Et si le départ mouvementé et prémédité de l'ancien premier ministre de la transition malienne , Choguel Maiga, n'était que l'orage qui annonce la tempête? Le politique, chevronné, véritable félin, a dû flairer la fin de la transition version Assimi Goita, avant de se lancer dans une  dissidence ouverte et de s'engager dans une fronde assumée. 

 En homme averti, il a fait bon cœur contre mauvaise fortune. C'est ce que l'on comprend à l'occasion de chacune de ses sorties depuis la veille de son limogeage jusqu'à ce jour. L'ancien premier ministre, prenant son courage à deux mains, n'a pas attendu d'être remercié pour s'épancher. Et, désormais plus libre encore de sa parole, avec aplomb et une certaine verve, il éclaire la lanterne publique à propos de sa mésaventure avec certains des ténors de la junte, en prenant soin d'expliquer dans le menu détail les ratés et insuffisances du processus en cours piloté par le Généralissime Assimi Goita. Il apparaît clairement que des serments ont été violés, des engagements n'ont pas été respectés. Bref,  le parjure est patent. 
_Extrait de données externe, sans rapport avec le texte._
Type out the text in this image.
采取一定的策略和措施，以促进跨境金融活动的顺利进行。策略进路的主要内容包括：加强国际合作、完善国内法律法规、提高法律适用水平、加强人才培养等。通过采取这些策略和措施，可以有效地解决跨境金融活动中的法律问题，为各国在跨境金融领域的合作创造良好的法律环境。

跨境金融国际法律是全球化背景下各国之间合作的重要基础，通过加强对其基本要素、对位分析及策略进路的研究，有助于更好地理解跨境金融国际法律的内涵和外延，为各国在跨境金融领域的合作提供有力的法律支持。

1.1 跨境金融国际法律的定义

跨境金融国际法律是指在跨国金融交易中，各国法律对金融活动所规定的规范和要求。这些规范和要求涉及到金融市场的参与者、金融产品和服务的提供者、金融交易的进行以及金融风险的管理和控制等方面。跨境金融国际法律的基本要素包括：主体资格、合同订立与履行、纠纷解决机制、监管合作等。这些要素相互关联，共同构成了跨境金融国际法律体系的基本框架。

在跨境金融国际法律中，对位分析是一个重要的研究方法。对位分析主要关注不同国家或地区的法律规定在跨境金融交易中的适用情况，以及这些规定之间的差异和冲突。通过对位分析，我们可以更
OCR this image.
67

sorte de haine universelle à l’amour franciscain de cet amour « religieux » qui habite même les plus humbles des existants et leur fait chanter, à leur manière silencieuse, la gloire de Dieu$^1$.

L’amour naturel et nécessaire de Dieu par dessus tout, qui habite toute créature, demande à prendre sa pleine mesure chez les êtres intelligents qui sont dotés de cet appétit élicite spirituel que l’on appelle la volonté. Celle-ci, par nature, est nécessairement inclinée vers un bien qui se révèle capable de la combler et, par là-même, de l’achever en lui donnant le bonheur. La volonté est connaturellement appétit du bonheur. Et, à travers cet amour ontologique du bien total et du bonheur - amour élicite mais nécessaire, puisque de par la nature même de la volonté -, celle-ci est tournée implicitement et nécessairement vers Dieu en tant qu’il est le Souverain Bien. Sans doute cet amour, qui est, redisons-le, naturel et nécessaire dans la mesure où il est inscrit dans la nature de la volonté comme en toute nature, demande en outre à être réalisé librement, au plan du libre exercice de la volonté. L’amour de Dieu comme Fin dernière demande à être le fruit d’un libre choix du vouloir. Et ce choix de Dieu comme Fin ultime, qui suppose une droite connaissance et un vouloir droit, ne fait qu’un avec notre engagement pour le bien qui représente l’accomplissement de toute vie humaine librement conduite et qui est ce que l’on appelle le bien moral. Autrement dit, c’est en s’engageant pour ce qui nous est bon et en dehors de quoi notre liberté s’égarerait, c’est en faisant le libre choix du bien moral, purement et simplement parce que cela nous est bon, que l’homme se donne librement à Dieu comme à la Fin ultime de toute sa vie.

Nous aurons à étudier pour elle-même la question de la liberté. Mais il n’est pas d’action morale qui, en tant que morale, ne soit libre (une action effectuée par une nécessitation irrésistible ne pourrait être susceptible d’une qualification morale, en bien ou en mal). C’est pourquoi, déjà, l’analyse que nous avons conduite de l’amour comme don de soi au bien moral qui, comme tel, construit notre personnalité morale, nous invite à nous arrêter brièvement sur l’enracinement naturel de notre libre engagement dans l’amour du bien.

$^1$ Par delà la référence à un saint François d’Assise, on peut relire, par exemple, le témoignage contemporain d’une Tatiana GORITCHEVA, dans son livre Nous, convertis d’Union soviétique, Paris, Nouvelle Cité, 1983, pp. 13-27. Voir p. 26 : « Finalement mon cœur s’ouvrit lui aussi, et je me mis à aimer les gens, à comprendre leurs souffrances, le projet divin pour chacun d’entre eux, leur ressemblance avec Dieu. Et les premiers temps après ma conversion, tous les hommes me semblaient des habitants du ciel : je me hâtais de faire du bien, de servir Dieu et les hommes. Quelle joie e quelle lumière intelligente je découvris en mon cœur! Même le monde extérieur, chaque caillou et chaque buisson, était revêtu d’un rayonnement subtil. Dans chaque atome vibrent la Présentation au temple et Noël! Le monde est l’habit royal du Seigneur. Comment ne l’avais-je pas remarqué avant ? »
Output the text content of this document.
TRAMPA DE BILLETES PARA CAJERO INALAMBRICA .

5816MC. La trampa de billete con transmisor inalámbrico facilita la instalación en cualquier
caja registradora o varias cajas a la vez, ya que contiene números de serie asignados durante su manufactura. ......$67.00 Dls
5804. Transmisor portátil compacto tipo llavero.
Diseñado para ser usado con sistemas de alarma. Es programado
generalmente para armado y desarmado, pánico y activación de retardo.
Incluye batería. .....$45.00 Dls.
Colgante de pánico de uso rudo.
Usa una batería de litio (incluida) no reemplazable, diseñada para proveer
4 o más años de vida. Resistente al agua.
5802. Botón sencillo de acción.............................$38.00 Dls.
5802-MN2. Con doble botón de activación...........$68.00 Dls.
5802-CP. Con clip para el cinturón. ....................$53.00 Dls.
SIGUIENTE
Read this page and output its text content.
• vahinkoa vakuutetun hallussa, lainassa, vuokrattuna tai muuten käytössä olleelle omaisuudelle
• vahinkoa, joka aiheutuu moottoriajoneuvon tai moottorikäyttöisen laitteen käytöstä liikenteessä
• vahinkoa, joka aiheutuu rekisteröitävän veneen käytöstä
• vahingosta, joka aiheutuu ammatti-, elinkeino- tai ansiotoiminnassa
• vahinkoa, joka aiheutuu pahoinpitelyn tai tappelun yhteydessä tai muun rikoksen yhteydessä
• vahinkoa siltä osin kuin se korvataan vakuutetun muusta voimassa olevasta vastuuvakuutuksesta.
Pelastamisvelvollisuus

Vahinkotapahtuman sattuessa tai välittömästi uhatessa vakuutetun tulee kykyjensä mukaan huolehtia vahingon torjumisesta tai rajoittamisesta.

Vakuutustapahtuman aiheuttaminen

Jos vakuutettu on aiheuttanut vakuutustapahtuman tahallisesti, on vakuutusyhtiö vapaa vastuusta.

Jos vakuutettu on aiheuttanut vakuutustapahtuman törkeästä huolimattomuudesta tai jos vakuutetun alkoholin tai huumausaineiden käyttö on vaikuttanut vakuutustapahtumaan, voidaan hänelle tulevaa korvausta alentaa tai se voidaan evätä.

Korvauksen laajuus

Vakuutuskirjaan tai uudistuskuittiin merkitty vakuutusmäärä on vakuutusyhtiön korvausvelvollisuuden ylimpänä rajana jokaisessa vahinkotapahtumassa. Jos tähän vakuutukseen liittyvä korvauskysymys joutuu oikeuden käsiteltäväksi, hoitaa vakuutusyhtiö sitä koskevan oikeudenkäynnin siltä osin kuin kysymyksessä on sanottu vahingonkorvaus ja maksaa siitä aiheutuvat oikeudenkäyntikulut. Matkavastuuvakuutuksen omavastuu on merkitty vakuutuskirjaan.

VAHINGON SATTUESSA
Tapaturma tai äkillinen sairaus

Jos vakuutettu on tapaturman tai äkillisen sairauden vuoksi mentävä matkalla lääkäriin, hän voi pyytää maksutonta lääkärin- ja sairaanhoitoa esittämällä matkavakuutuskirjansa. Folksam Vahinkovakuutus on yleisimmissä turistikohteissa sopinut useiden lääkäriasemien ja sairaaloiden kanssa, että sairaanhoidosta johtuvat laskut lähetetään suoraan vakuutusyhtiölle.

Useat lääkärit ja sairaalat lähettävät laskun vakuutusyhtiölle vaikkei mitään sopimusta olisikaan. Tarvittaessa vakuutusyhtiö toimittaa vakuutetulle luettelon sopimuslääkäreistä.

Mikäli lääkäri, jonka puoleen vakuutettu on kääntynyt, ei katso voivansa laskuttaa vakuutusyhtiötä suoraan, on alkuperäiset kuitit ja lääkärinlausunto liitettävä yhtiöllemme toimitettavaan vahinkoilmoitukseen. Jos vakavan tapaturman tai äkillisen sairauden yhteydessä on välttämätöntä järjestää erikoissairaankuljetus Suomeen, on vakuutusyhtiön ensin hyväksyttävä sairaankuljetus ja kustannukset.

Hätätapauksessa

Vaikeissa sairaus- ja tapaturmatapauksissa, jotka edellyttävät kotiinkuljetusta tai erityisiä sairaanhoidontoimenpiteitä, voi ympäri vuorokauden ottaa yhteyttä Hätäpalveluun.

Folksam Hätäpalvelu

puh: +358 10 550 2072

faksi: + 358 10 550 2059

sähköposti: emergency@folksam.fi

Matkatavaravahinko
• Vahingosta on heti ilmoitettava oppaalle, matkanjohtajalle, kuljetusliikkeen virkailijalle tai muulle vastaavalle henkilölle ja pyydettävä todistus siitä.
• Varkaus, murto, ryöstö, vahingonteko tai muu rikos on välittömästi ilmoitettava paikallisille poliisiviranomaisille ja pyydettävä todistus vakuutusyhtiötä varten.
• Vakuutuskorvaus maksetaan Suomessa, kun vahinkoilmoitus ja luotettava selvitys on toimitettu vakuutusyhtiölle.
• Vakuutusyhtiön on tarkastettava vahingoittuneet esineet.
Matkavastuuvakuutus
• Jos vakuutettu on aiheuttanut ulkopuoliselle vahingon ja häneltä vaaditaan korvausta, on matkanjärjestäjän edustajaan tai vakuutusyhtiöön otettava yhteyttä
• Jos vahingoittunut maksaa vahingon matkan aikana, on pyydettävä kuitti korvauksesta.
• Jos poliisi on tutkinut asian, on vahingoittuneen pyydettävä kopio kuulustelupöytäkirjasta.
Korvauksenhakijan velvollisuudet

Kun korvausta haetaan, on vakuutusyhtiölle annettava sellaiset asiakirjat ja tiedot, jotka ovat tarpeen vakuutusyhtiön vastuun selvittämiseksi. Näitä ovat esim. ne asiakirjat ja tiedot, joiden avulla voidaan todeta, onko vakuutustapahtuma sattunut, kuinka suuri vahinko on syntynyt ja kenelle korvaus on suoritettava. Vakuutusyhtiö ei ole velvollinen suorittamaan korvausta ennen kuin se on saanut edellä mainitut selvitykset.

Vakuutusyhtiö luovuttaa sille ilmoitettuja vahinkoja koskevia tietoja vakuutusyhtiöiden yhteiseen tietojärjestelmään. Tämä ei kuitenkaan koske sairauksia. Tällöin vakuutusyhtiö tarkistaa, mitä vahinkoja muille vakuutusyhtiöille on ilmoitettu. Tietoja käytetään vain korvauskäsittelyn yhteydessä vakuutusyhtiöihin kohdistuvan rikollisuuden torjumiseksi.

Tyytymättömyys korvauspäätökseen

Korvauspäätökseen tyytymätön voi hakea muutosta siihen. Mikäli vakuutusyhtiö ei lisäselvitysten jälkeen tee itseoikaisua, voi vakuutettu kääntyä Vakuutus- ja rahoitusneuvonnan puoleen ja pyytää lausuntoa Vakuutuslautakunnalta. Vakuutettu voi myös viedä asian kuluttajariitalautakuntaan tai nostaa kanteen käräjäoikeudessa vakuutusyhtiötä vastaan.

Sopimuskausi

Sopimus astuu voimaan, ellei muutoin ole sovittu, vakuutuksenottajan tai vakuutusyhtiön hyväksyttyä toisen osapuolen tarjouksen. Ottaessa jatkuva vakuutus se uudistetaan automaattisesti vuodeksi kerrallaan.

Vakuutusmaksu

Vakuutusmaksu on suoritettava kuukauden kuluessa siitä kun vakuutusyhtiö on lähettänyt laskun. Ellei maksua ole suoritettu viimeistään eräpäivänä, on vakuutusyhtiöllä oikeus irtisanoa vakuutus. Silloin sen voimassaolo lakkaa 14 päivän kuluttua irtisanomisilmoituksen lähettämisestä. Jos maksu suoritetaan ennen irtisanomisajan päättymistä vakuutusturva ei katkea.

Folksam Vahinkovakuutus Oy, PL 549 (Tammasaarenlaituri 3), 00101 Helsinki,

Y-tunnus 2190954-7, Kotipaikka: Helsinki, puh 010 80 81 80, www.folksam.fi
L'ancien premier ministre laisse entendre un exercice solitaire du pouvoir, relève l'impasse politique et le flou autour de l'agenda électoral donc du retour attendu à l'ordre constitutionnel.  Le M5, fer de lance de la contestation populaire contre le régime d'Ibrahim Boubacar Keita a été sans doute le déclic qui a permis le coup d'État qui a eu l'accent d'une révolution. Si le conglomérat de forces et d'entités composites n'avait pas organisé l'insurrection, l'armée n'aurait pas eu d'alibis ni de légitimité à intervenir. Choguel Maiga et ses pairs, idem que l'imam Mahmoud Dicko qui fut l'égérie des mouvements des foules qui ont déferlé sur Bamako pour exiger la rupture, peuvent revendiquer d'avoir chauffé la place pour les officiers, à la tête, aujourd'hui du Mali.

 Ces leaders d'opinion et figures de proue politiques sont des actionnaires de la transition que le Général Assimi Goita veut traiter comme ses pensionnaires. Le putchiste d'ailleurs a maintenant la fâcheuse réputation de vouloir faire des bébés dans le dos de tout le monde. Le divorce brutal avec Choguel Maiga est aussi un acte imprudent de rupture avec le M5 qui ne s'avoue pas vaincu. Au contraire, sous la houlette du premier ministre déchu, le M5, qui s'est voulu partenaire des putschistes jusqu'au bout et ces derniers mois a été l'assurance vie de la junte, s'est remis en ordre de bataille, de plus belle. Il y'a comme une envie de se racheter de ses erreurs en même temps que l'on sent un air de regrets profonds d'avoir couvert des dérives, d'avoir gardé le silence devant les errements.  

Quoi qu'il en soit, Choguel Maiga s'illustre dans une guerre frontale contre la frange au pouvoir, le groupe civilo-militaire, opposés au respect du calendrier et à la finalité de la transition. Il s'est assuré, à n'en point douter, au préalable, qu'il n'est pas esseulé et peut compter sur des soutiens précieux, capables de faire la décision. Il est un habitué des intrigues de pouvoir et des manœuvres politiques. A ce propos, le ministre de la défense, Sadio Camara qui a réussi l'exploit de perpétrer deux coups d'Etats successifs, en un temps record, s'avère un allié sûr , car c'est à lui, en premier,  que Choguel devrait sa nomination comme premier ministre. C'est l'homme fort du Mali qui continuerait encore de protéger le politique revanchard. 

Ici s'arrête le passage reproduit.